Hart (1995) sugere inclusive uma releitura da RBV considerando a sustentabilidade da firma como um meio à construção de vantagens competitivas sustentáveis. A interpretação é semelhante às considerações abordadas neste estudo de que a sustentabilidade da organização e de suas atividades promovem, igualmente, vantagens e sobrevivência, pois se tornara um

requisito à continuidade operacional da empresa. Para Hart (1995), no futuro, mercados e organizações “perceberiam” sua dependência ante os sistemas naturais; dessa maneira, a estratégia e a vantagem competitiva seriam direcionadas pelas facilidades de compatibilização da atividade econômica com o ambiente natural externo (isso inclui as esferas ambiental e social, de fato) – postulava-se então a Natural-Resorce-Based View of the Firm, ou visão da firma baseada em recursos naturais.

No contexto específico a esta pesquisa, pode-se equacionar a seguinte estrutura de análise da inovação e da sustentabilidade como variáveis estratégicas que podem favorecer a consecução de vantagens competitivas, de acordo com a Figura 2, segundo a RBV de Barney (1991) e a RBV de Hart (1995), concomitantemente.

Figura 2 – Inovação, sustentabilidade e a RBV

Fonte: Elaboração própria a partir da literatura.

Vasconcelos e Cyrino (2000) colocam que a estrutura da indústria (neste caso setor ou grupo específico) determina como os agentes econômicos se comportam e, por isso, ocorre implicação na performance das firmas. Faz sentido essa afirmação quando se pensa da interpretação das mudanças que ocorreram externamente à organização, sua posterior interpretação, seguida pela ação estratégica. Ainda conforme os autores, tendo em vista essas ponderações, este estudo pode ser classificado, a partir da RBV, em dois sentidos. Primeiro, nesta pesquisa a teoria considera a vantagem competitiva atributo decorrente do posicionamento estratégico, em função de externalidades como concorrência, mercado e estrutura externa. Segundo, considera desempenho como resultante das características internas da organização, primordialmente, depois de catalisadas as interpretações do cenário externo.

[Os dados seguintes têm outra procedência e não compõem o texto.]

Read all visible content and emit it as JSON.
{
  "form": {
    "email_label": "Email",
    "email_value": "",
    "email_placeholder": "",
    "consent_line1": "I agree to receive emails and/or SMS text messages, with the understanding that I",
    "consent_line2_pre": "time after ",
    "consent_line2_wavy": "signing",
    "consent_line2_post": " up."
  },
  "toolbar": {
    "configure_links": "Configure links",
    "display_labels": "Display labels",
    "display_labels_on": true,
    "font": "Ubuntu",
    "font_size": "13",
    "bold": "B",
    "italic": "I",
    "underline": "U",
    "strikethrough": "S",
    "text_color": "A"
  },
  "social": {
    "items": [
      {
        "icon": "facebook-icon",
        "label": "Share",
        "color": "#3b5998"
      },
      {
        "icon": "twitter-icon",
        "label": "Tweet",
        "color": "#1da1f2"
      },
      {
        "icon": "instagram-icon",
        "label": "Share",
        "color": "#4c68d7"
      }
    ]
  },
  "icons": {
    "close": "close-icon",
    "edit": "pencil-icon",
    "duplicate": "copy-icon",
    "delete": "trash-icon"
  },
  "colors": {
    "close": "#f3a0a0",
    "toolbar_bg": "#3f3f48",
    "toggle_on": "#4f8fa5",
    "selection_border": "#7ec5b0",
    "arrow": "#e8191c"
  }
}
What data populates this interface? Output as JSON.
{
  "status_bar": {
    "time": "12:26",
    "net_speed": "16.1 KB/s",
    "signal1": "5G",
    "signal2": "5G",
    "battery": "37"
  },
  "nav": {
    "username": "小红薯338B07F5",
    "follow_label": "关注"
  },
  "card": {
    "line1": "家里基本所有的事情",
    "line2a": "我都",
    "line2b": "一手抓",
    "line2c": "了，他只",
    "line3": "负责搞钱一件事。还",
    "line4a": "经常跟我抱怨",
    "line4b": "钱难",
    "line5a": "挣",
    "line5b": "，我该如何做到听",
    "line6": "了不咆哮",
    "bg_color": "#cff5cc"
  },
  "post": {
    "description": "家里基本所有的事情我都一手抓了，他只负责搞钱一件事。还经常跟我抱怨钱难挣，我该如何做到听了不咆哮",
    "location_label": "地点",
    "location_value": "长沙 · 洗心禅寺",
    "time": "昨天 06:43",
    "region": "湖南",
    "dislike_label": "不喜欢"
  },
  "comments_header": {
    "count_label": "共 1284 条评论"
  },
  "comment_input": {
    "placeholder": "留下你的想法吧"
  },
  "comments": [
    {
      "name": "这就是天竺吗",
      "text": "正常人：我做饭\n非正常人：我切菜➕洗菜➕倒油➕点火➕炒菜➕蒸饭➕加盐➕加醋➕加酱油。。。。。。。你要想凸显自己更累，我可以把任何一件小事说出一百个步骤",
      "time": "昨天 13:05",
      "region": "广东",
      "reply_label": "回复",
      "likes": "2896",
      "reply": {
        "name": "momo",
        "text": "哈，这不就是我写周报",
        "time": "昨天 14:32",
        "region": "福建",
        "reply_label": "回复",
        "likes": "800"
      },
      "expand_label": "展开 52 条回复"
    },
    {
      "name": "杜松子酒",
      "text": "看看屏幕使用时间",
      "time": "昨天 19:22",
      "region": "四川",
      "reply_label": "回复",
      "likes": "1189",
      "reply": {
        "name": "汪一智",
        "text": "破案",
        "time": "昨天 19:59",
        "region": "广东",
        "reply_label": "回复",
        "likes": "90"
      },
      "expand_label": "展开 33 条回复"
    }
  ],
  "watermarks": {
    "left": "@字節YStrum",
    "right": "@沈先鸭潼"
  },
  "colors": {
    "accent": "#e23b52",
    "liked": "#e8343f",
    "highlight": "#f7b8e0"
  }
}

Apresentam-se nas duas próximas subseções como que a inovação e a sustentabilidade podem ser elevadas à condição de perfis estratégicos essenciais à sobrevivência das empresas em qualquer mercado. Porém as origens dessas perfis, apesar de serem externos à organização (competição e responsabilidade), possuem razões que a condicionam ao status de impactantes ao desempenho por motivos diferentes. Enquanto que a primeira se refere à diferenciação,

propriamente dita, de produtos, serviços, processos, e outros no mercado; a segunda pressupõe a absorção de determinadas ações consideradas pelos stakeholders, necessárias ao negócio da empresa. Discute-se ainda nessas subseções a importância da divulgação de informações acerca do perfil estratégico inovador e sustentável para avaliação dessas opções estratégicas como meio de alcance do desempenho diferenciado. Expõem-se também como a demanda pela inovação e sustentabilidade podem ser distintas considerando-se o desenvolvimento econômico do país onde a empresa atua. Estes são os principais tópicos abarcados nas discussões seguintes.